Aktris Sienna Miller telah menjadi duta besar untuk Korps Medis Internasional (IMC) selama enam tahun terakhir. Musim panas lalu, dia melakukan perjalanan kemanusiaan untuk membantu para pengungsi Suriah di Lebanon, dan dia mengatakan itu bisa merugikan hidupnya.

“Pada pagi kedua kami, kami mengendarai apa yang disebut jalan ke Damaskus, dengan beberapa kilometer dari perbatasan Suriah untuk mengunjungi pemukiman dengan beberapa ribu pengungsi,” katanya kepada FOX411 pada hari Kamis selama pemberian hadiah tahunan ICM di Beverly Hills. “Sekitar dua jam setelah perjalanan, kendaraan di depan kami tiba -tiba berhenti dan menarik konvoi. Colin, direktur tanah kami, unggul dan memberi tahu kami dengan tepat dan tanpa emosi bahwa bom baru saja meledak di pos pemeriksaan bahwa kami telah melewati hanya beberapa menit sebelumnya.”

Miller mengatakan ada beberapa kematian, dan mereka dipaksa untuk mempersingkat perjalanan mereka dan kembali ke Beirut di rute lain.
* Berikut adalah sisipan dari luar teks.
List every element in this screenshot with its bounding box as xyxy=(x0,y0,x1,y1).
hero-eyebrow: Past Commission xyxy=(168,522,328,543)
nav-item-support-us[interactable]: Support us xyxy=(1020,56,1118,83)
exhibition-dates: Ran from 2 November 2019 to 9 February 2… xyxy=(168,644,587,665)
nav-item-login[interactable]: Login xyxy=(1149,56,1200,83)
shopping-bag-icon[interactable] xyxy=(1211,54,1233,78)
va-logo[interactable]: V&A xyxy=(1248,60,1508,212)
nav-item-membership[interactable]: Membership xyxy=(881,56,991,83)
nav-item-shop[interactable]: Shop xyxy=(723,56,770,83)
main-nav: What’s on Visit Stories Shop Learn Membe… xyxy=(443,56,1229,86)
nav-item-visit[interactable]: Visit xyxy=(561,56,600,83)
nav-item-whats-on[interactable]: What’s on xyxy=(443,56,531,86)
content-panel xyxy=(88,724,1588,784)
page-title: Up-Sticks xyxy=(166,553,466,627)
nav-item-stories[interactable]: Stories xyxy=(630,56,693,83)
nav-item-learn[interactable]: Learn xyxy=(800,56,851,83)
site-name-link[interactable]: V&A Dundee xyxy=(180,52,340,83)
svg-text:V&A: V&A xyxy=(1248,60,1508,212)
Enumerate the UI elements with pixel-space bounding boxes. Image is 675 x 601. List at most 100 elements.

“Pada jam -jam itu, kami menemukan bahwa bom itu adalah bagian dari pembunuh yang lebih besar oleh anggota ISIS untuk membunuh polisi Lebanon, keamanan dan pejabat parlemen di daerah itu,” lanjutnya. “Kami semua terguncang oleh pengalaman itu. Sebagian karena bisa jadi kami jika kami mengambil sedikit lebih lama saat sarapan atau berhenti di jalan. Tetapi yang lebih penting, karena itu tidak jarang. Itu tidak jarang. ‘

Miller mengatakan Libanon Kakaknya bukan yang pertama. Pada tahun 2009, layar bertatap muka dengan pemberontak di Kongo timur, di mana ia dihentikan oleh anak-anak berusia 13 tahun dengan senapan Kalashnikov sebelum ia duduk bersama para pemimpin kota yang korup untuk membahas epidemi kekerasan seksual terhadap perempuan dan anak-anak di daerah tersebut.
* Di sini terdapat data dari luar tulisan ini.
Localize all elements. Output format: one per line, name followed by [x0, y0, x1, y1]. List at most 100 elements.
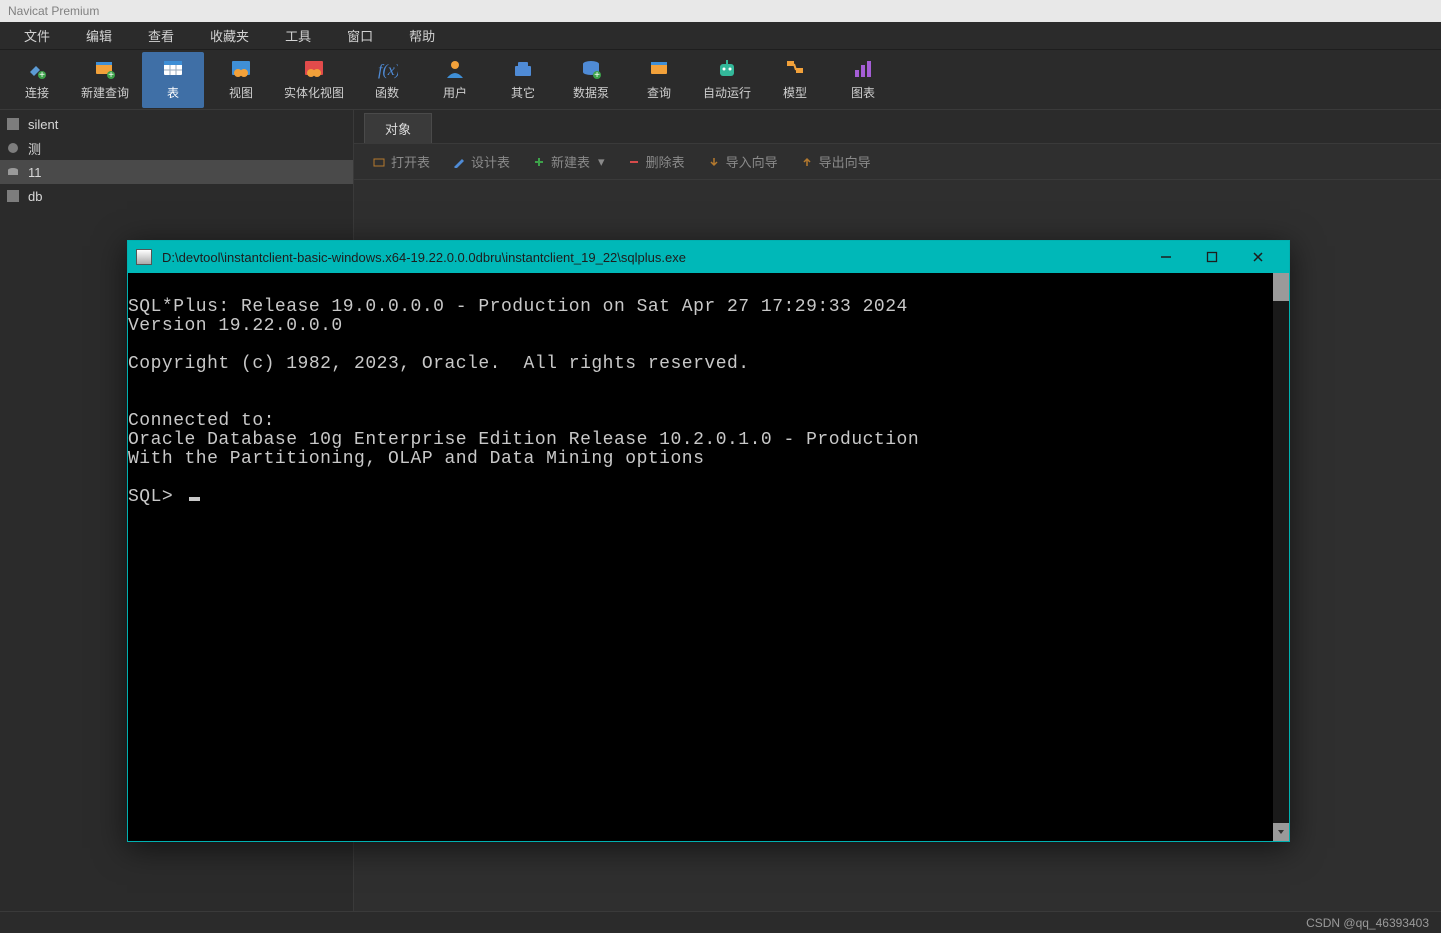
ribbon-connect[interactable]: + 连接	[6, 52, 68, 108]
user-icon	[444, 58, 466, 80]
ribbon-chart[interactable]: 图表	[832, 52, 894, 108]
sidebar-item-label: db	[28, 189, 42, 204]
terminal-line: With the Partitioning, OLAP and Data Min…	[128, 449, 704, 469]
plus-icon	[532, 155, 546, 169]
close-button[interactable]	[1235, 241, 1281, 273]
menu-window[interactable]: 窗口	[329, 22, 391, 49]
menu-tools[interactable]: 工具	[267, 22, 329, 49]
maximize-button[interactable]	[1189, 241, 1235, 273]
scrollbar-thumb[interactable]	[1273, 273, 1289, 301]
tab-objects[interactable]: 对象	[364, 113, 432, 143]
delete-table-button[interactable]: 删除表	[619, 148, 693, 175]
ribbon-label: 自动运行	[703, 84, 751, 101]
menu-help[interactable]: 帮助	[391, 22, 453, 49]
terminal-line: SQL*Plus: Release 19.0.0.0.0 - Productio…	[128, 297, 908, 317]
ribbon-autorun[interactable]: 自动运行	[696, 52, 758, 108]
terminal-line: Connected to:	[128, 411, 275, 431]
model-icon	[784, 58, 806, 80]
ribbon-label: 模型	[783, 84, 807, 101]
ribbon-view[interactable]: 视图	[210, 52, 272, 108]
matview-icon	[303, 58, 325, 80]
ribbon-label: 实体化视图	[284, 84, 344, 101]
ribbon-matview[interactable]: 实体化视图	[278, 52, 350, 108]
ribbon-table[interactable]: 表	[142, 52, 204, 108]
design-table-button[interactable]: 设计表	[444, 148, 518, 175]
ribbon-other[interactable]: 其它	[492, 52, 554, 108]
export-wizard-button[interactable]: 导出向导	[792, 148, 879, 175]
menu-fav[interactable]: 收藏夹	[192, 22, 267, 49]
svg-text:f(x): f(x)	[378, 62, 398, 79]
menu-file[interactable]: 文件	[6, 22, 68, 49]
menubar: 文件 编辑 查看 收藏夹 工具 窗口 帮助	[0, 22, 1441, 50]
datapump-icon: +	[580, 58, 602, 80]
terminal-line: Oracle Database 10g Enterprise Edition R…	[128, 430, 919, 450]
new-query-icon: +	[94, 58, 116, 80]
chart-icon	[852, 58, 874, 80]
ribbon: + 连接 + 新建查询 表 视图 实体化视图 f(x) 函数	[0, 50, 1441, 110]
ribbon-user[interactable]: 用户	[424, 52, 486, 108]
tab-bar: 对象	[354, 110, 1441, 144]
toolbar-label: 删除表	[646, 152, 685, 171]
toolbar-label: 打开表	[391, 152, 430, 171]
ribbon-query[interactable]: 查询	[628, 52, 690, 108]
function-icon: f(x)	[376, 58, 398, 80]
svg-text:+: +	[594, 70, 600, 80]
ribbon-label: 函数	[375, 84, 399, 101]
minimize-button[interactable]	[1143, 241, 1189, 273]
open-icon	[372, 155, 386, 169]
object-toolbar: 打开表 设计表 新建表 ▾ 删除表 导入向导 导出向导	[354, 144, 1441, 180]
import-wizard-button[interactable]: 导入向导	[699, 148, 786, 175]
sidebar-item-db[interactable]: db	[0, 184, 353, 208]
sidebar-item-label: 测	[28, 139, 41, 158]
ribbon-label: 查询	[647, 84, 671, 101]
toolbar-label: 导入向导	[726, 152, 778, 171]
app-titlebar: Navicat Premium	[0, 0, 1441, 22]
ribbon-label: 新建查询	[81, 84, 129, 101]
pencil-icon	[452, 155, 466, 169]
sidebar-item-silent[interactable]: silent	[0, 112, 353, 136]
terminal-line: Version 19.22.0.0.0	[128, 316, 343, 336]
menu-edit[interactable]: 编辑	[68, 22, 130, 49]
toolbar-label: 导出向导	[819, 152, 871, 171]
sidebar-item-11[interactable]: 11	[0, 160, 353, 184]
ribbon-label: 表	[167, 84, 179, 101]
database-icon	[6, 141, 20, 155]
ribbon-model[interactable]: 模型	[764, 52, 826, 108]
plug-icon: +	[26, 58, 48, 80]
database-icon	[6, 165, 20, 179]
svg-text:+: +	[39, 70, 45, 80]
import-icon	[707, 155, 721, 169]
app-title: Navicat Premium	[8, 4, 99, 18]
terminal-body[interactable]: SQL*Plus: Release 19.0.0.0.0 - Productio…	[128, 273, 1289, 841]
terminal-title: D:\devtool\instantclient-basic-windows.x…	[162, 250, 686, 265]
new-table-button[interactable]: 新建表 ▾	[524, 148, 613, 175]
ribbon-function[interactable]: f(x) 函数	[356, 52, 418, 108]
svg-text:+: +	[108, 70, 114, 80]
export-icon	[800, 155, 814, 169]
open-table-button[interactable]: 打开表	[364, 148, 438, 175]
menu-view[interactable]: 查看	[130, 22, 192, 49]
watermark: CSDN @qq_46393403	[1306, 916, 1429, 930]
terminal-titlebar[interactable]: D:\devtool\instantclient-basic-windows.x…	[128, 241, 1289, 273]
ribbon-label: 数据泵	[573, 84, 609, 101]
scrollbar-down-icon[interactable]	[1273, 823, 1289, 841]
sidebar-item-label: 11	[28, 165, 42, 180]
ribbon-datapump[interactable]: + 数据泵	[560, 52, 622, 108]
terminal-cursor	[189, 497, 200, 501]
ribbon-label: 其它	[511, 84, 535, 101]
query-icon	[648, 58, 670, 80]
database-icon	[6, 189, 20, 203]
terminal-scrollbar[interactable]	[1273, 273, 1289, 841]
database-icon	[6, 117, 20, 131]
sidebar-item-ce[interactable]: 测	[0, 136, 353, 160]
ribbon-new-query[interactable]: + 新建查询	[74, 52, 136, 108]
footer: CSDN @qq_46393403	[0, 911, 1441, 933]
ribbon-label: 用户	[443, 84, 467, 101]
terminal-prompt: SQL>	[128, 487, 185, 507]
tab-label: 对象	[385, 119, 411, 138]
terminal-app-icon	[136, 249, 152, 265]
ribbon-label: 连接	[25, 84, 49, 101]
terminal-window: D:\devtool\instantclient-basic-windows.x…	[127, 240, 1290, 842]
ribbon-label: 视图	[229, 84, 253, 101]
sidebar-item-label: silent	[28, 117, 58, 132]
“Itu adalah yang terjauh dari dunia yang saya kenal atau pahami,” kenang Miller. “Sebagai seorang wanita dan orang luar, aku merasa dalam bahaya … tapi aku harus masuk dan pergi. Aku harus pulang ke rutinitas di mana penderitaan yang luar biasa adalah suara latar belakang di TV.”

Seperti yang ditunjukkan Miller, staf perawatan kesehatan dan responden pertama tidak bisa begitu saja berjalan di tanah selama beberapa hari. Mereka menghabiskan berminggu -minggu, berbulan -bulan, bahkan bertahun -tahun di tengah -tengah kondisi yang menyedihkan – dan mempertaruhkan nyawa mereka sendiri untuk orang yang belum pernah mereka temui.
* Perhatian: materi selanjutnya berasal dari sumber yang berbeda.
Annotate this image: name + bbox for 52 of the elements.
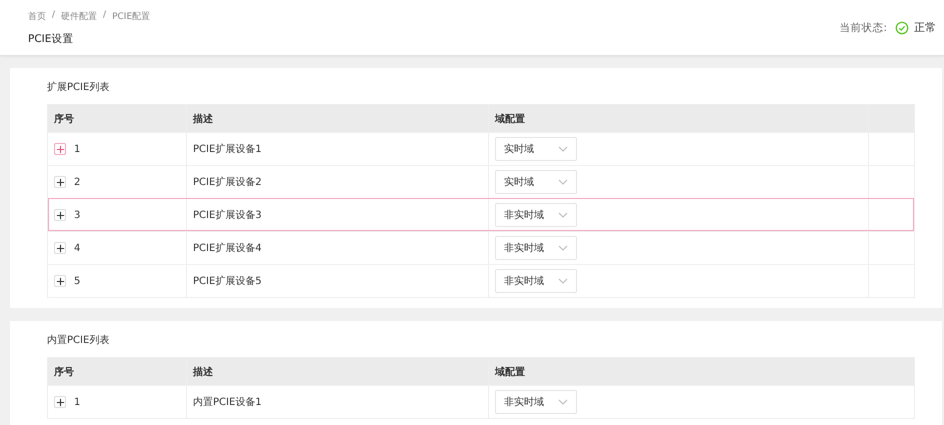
section-title: 扩展PCIE列表 bbox=[47, 80, 110, 94]
table-cell: 4 bbox=[74, 242, 80, 254]
section-title: 内置PCIE列表 bbox=[47, 334, 110, 347]
status-label: 当前状态: bbox=[839, 20, 887, 34]
column-header: 描述 bbox=[187, 358, 489, 385]
chevron-down-icon bbox=[558, 212, 568, 218]
chevron-down-icon bbox=[558, 278, 568, 284]
table-cell: 3 bbox=[74, 210, 80, 220]
table-row[interactable]: 1 内置PCIE设备1 非实时域 bbox=[48, 385, 914, 418]
page-title: PCIE设置 bbox=[28, 32, 74, 46]
domain-select[interactable]: 非实时域 bbox=[495, 390, 577, 414]
table-cell-text: PCIE扩展设备3 bbox=[193, 208, 262, 222]
table-cell: 5 bbox=[74, 276, 80, 286]
domain-select[interactable]: 非实时域 bbox=[495, 236, 577, 260]
breadcrumb-link[interactable]: PCIE配置 bbox=[112, 10, 150, 22]
expand-button[interactable] bbox=[54, 209, 66, 221]
chevron-down-icon bbox=[558, 179, 568, 185]
status-value: 正常 bbox=[914, 20, 936, 35]
table-cell-text: PCIE扩展设备4 bbox=[193, 242, 262, 255]
expand-button[interactable] bbox=[54, 275, 66, 287]
column-header: 序号 bbox=[48, 358, 187, 385]
column-header: 域配置 bbox=[489, 105, 869, 132]
chevron-down-icon bbox=[558, 245, 568, 251]
chevron-down-icon bbox=[558, 399, 568, 405]
expand-button[interactable] bbox=[54, 242, 66, 254]
table-cell: 2 bbox=[74, 176, 80, 188]
domain-select[interactable]: 实时域 bbox=[495, 170, 577, 194]
table-row[interactable]: 5 PCIE扩展设备5 非实时域 bbox=[48, 264, 914, 297]
breadcrumb-separator: / bbox=[103, 10, 106, 22]
column-header: 描述 bbox=[187, 105, 489, 132]
table-cell: 1 bbox=[74, 396, 80, 408]
table-cell: 1 bbox=[74, 144, 80, 154]
table-row[interactable]: 4 PCIE扩展设备4 非实时域 bbox=[48, 231, 914, 264]
breadcrumb-separator: / bbox=[52, 10, 56, 22]
table-cell-text: PCIE扩展设备1 bbox=[193, 142, 262, 156]
expand-button[interactable] bbox=[54, 176, 66, 188]
domain-select[interactable]: 非实时域 bbox=[495, 269, 577, 293]
table-row[interactable]: 3 PCIE扩展设备3 非实时域 bbox=[48, 198, 914, 231]
domain-select[interactable]: 非实时域 bbox=[495, 203, 577, 227]
expand-button[interactable] bbox=[54, 396, 66, 408]
breadcrumb-link[interactable]: 硬件配置 bbox=[61, 10, 98, 22]
table-row[interactable]: 2 PCIE扩展设备2 实时域 bbox=[48, 165, 914, 198]
check-circle-icon bbox=[895, 20, 909, 34]
breadcrumb-link[interactable]: 首页 bbox=[28, 10, 46, 22]
domain-select[interactable]: 实时域 bbox=[495, 137, 577, 161]
column-header: 序号 bbox=[48, 105, 187, 132]
chevron-down-icon bbox=[558, 146, 568, 152]
table-cell-text: PCIE扩展设备5 bbox=[193, 274, 262, 288]
table-cell-text: 内置PCIE设备1 bbox=[193, 396, 262, 409]
column-header: 域配置 bbox=[494, 366, 526, 380]
table-cell-text: PCIE扩展设备2 bbox=[193, 176, 262, 189]
table-row[interactable]: 1 PCIE扩展设备1 实时域 bbox=[48, 132, 914, 165]
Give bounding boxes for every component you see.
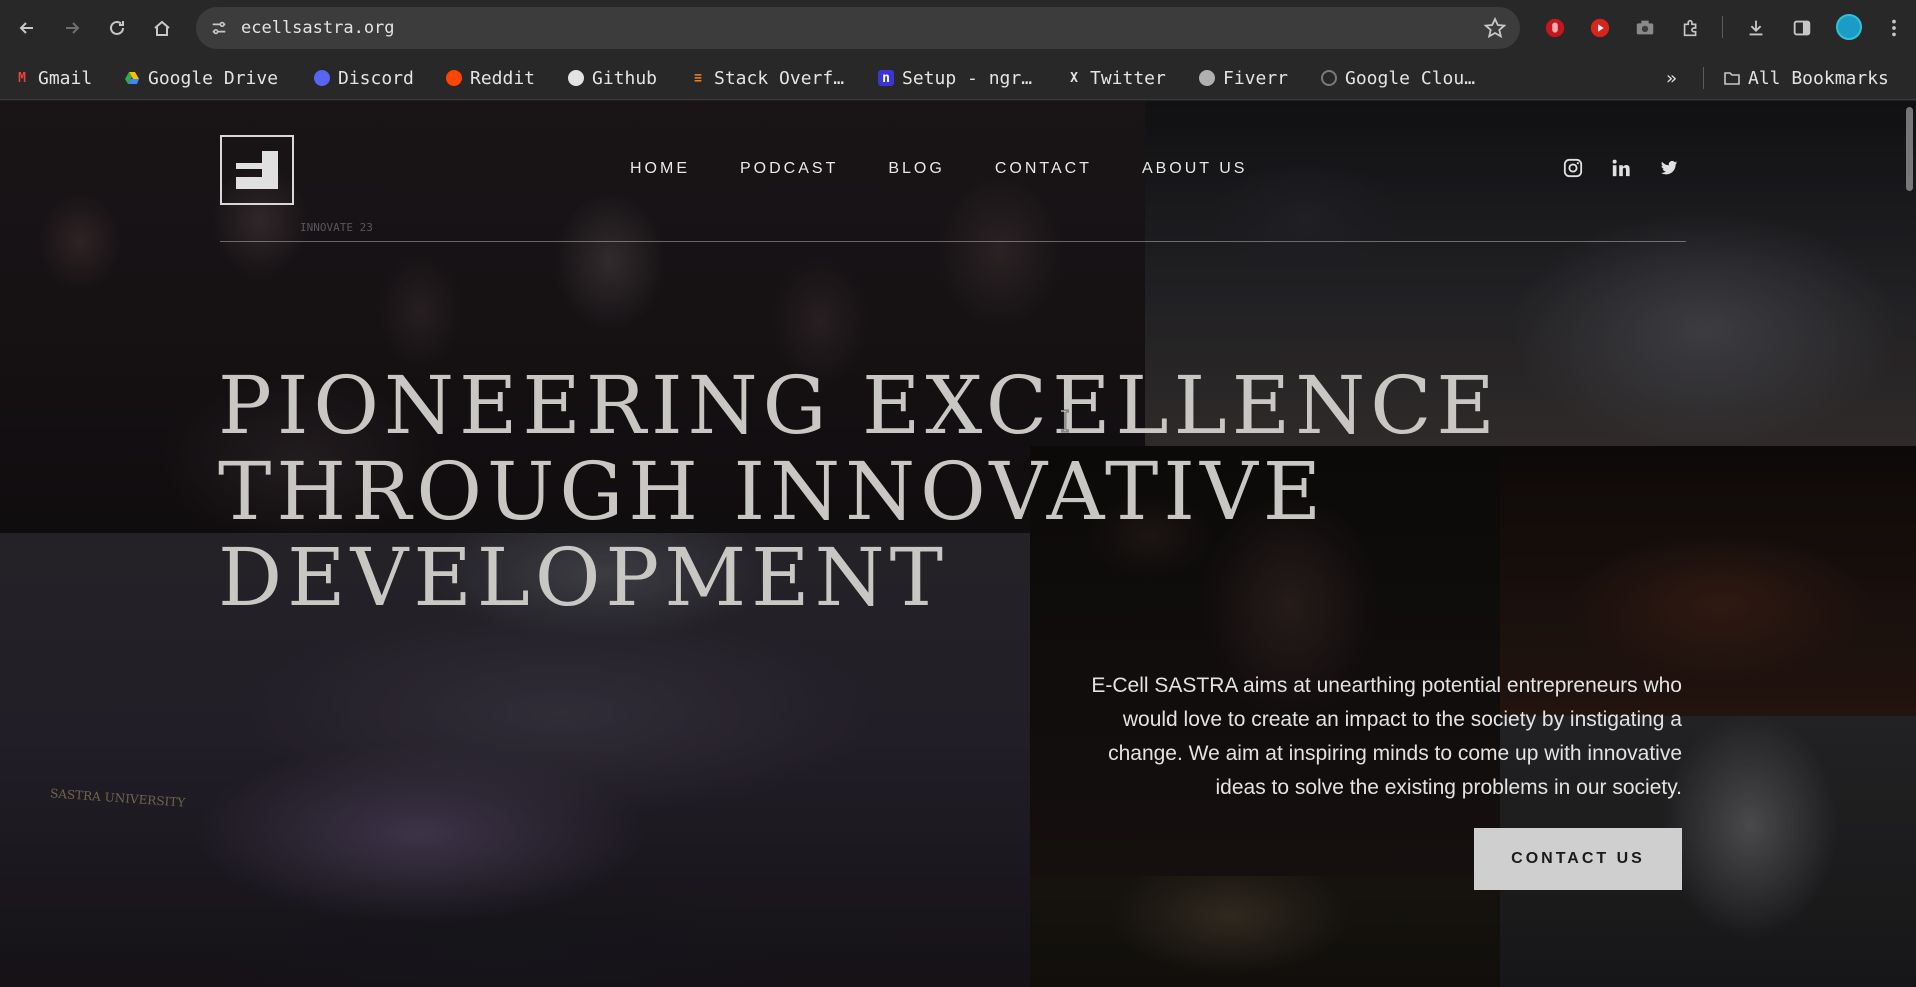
- back-arrow-icon: [19, 22, 33, 34]
- home-icon: [154, 20, 170, 36]
- all-bookmarks-label: All Bookmarks: [1748, 67, 1889, 89]
- scrollbar-thumb[interactable]: [1906, 107, 1913, 191]
- bookmark-star-icon[interactable]: [1484, 17, 1506, 39]
- header-divider: [220, 241, 1686, 242]
- bookmark-discord[interactable]: Discord: [314, 65, 414, 91]
- all-bookmarks-button[interactable]: All Bookmarks: [1724, 65, 1889, 91]
- github-icon: [568, 70, 584, 86]
- social-links: [1562, 157, 1680, 179]
- side-panel-icon[interactable]: [1790, 16, 1814, 40]
- gmail-icon: M: [18, 70, 26, 86]
- linkedin-icon[interactable]: [1610, 157, 1632, 179]
- menu-kebab-icon[interactable]: [1882, 16, 1906, 40]
- nav-contact[interactable]: CONTACT: [995, 160, 1092, 178]
- bookmark-label: Reddit: [470, 67, 536, 89]
- nav-about-us[interactable]: ABOUT US: [1142, 160, 1248, 178]
- page-viewport: INNOVATE 23 SASTRA UNIVERSITY HOME PODCA…: [0, 101, 1916, 987]
- bookmark-label: Discord: [338, 67, 414, 89]
- extension-camera-icon[interactable]: [1633, 16, 1657, 40]
- contact-us-button[interactable]: CONTACT US: [1474, 828, 1682, 890]
- reddit-icon: [446, 70, 462, 86]
- site-info-icon[interactable]: [208, 17, 230, 39]
- bookmark-label: Setup - ngr…: [902, 67, 1033, 89]
- page-scrollbar[interactable]: [1904, 101, 1916, 987]
- folder-icon: [1724, 70, 1740, 86]
- extensions-puzzle-icon[interactable]: [1679, 16, 1703, 40]
- toolbar-divider: [1722, 16, 1723, 38]
- twitter-icon[interactable]: [1658, 157, 1680, 179]
- bookmark-stack-overflow[interactable]: ≡ Stack Overf…: [690, 65, 844, 91]
- url-text[interactable]: ecellsastra.org: [241, 18, 395, 38]
- bookmark-label: Github: [592, 67, 658, 89]
- overflow-chevron-icon: »: [1666, 67, 1677, 89]
- bookmark-label: Twitter: [1090, 67, 1166, 89]
- site-nav: HOME PODCAST BLOG CONTACT ABOUT US: [630, 160, 1297, 178]
- reload-button[interactable]: [101, 12, 133, 44]
- nav-podcast[interactable]: PODCAST: [740, 160, 838, 178]
- bookmark-google-drive[interactable]: Google Drive: [124, 65, 278, 91]
- bookmark-github[interactable]: Github: [568, 65, 657, 91]
- hero-title: PIONEERING EXCELLENCE THROUGH INNOVATIVE…: [218, 359, 1500, 624]
- google-cloud-icon: [1321, 70, 1337, 86]
- bookmark-label: Stack Overf…: [714, 67, 845, 89]
- globe-icon: [1199, 70, 1215, 86]
- bookmark-label: Google Clou…: [1345, 67, 1476, 89]
- bookmark-label: Gmail: [38, 67, 93, 89]
- bookmark-label: Google Drive: [148, 67, 279, 89]
- bookmarks-bar: M Gmail Google Drive Discord Reddit Gith…: [0, 56, 1916, 100]
- bookmark-fiverr[interactable]: Fiverr: [1199, 65, 1288, 91]
- extension-red-hand-icon[interactable]: [1543, 16, 1567, 40]
- hero-title-line-3: DEVELOPMENT: [218, 531, 948, 624]
- hero-title-line-1: PIONEERING EXCELLENCE: [218, 359, 1500, 452]
- reload-icon: [110, 20, 124, 35]
- bookmark-google-cloud[interactable]: Google Clou…: [1321, 65, 1475, 91]
- instagram-icon[interactable]: [1562, 157, 1584, 179]
- bookmarks-overflow-button[interactable]: »: [1666, 65, 1677, 91]
- nav-home[interactable]: HOME: [630, 160, 690, 178]
- back-button[interactable]: [11, 12, 43, 44]
- bookmark-twitter[interactable]: X Twitter: [1066, 65, 1166, 91]
- ecell-logo[interactable]: [220, 135, 294, 205]
- ngrok-icon: n: [878, 70, 894, 86]
- discord-icon: [314, 70, 330, 86]
- hero-description: E-Cell SASTRA aims at unearthing potenti…: [1091, 674, 1682, 799]
- bookmark-gmail[interactable]: M Gmail: [14, 65, 92, 91]
- forward-arrow-icon: [66, 22, 80, 34]
- bookmarks-divider: [1703, 67, 1704, 89]
- extension-youtube-icon[interactable]: [1588, 16, 1612, 40]
- address-bar[interactable]: ecellsastra.org: [196, 7, 1520, 49]
- bookmark-ngrok[interactable]: n Setup - ngr…: [878, 65, 1032, 91]
- stack-overflow-icon: ≡: [694, 70, 702, 86]
- text-cursor-icon: [1061, 409, 1069, 433]
- bookmark-label: Fiverr: [1223, 67, 1289, 89]
- google-drive-icon: [124, 70, 140, 86]
- hero-title-line-2: THROUGH INNOVATIVE: [218, 445, 1327, 538]
- download-icon[interactable]: [1744, 16, 1768, 40]
- browser-toolbar: ecellsastra.org: [0, 0, 1916, 56]
- bookmark-reddit[interactable]: Reddit: [446, 65, 535, 91]
- ecell-logo-mark-icon: [236, 151, 278, 189]
- x-twitter-icon: X: [1070, 70, 1078, 86]
- forward-button[interactable]: [56, 12, 88, 44]
- profile-avatar[interactable]: [1836, 14, 1862, 40]
- home-button[interactable]: [146, 12, 178, 44]
- nav-blog[interactable]: BLOG: [888, 160, 944, 178]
“Ini adalah pengingat dari apa yang kita urus,” kata Miller.

IMC telah memiliki basis di Lebanon sejak 2006 dan telah menawarkan layanan sanitasi, perawatan kesehatan, air dan medis kepada mereka yang telah dipindahkan oleh perang di Suriah dan Irak. Organisasi nirlaba telah bertindak sebagai responden pertama di hampir setiap krisis kemanusiaan besar selama tiga puluh tahun terakhir. IMC saat ini sedang berurusan dengan konflik Suriah dan pecahnya Afrika Barat Ebola, yang menjalankan unit perawatan Ebola 70 tempat tidur di Liberia dan bekerja untuk membuka yang lain di Sierra Leone, sementara juga memberikan peralatan perlindungan pribadi yang menyelamatkan jiwa dan melatih para profesional kesehatan setempat untuk mengurangi risiko infeksi.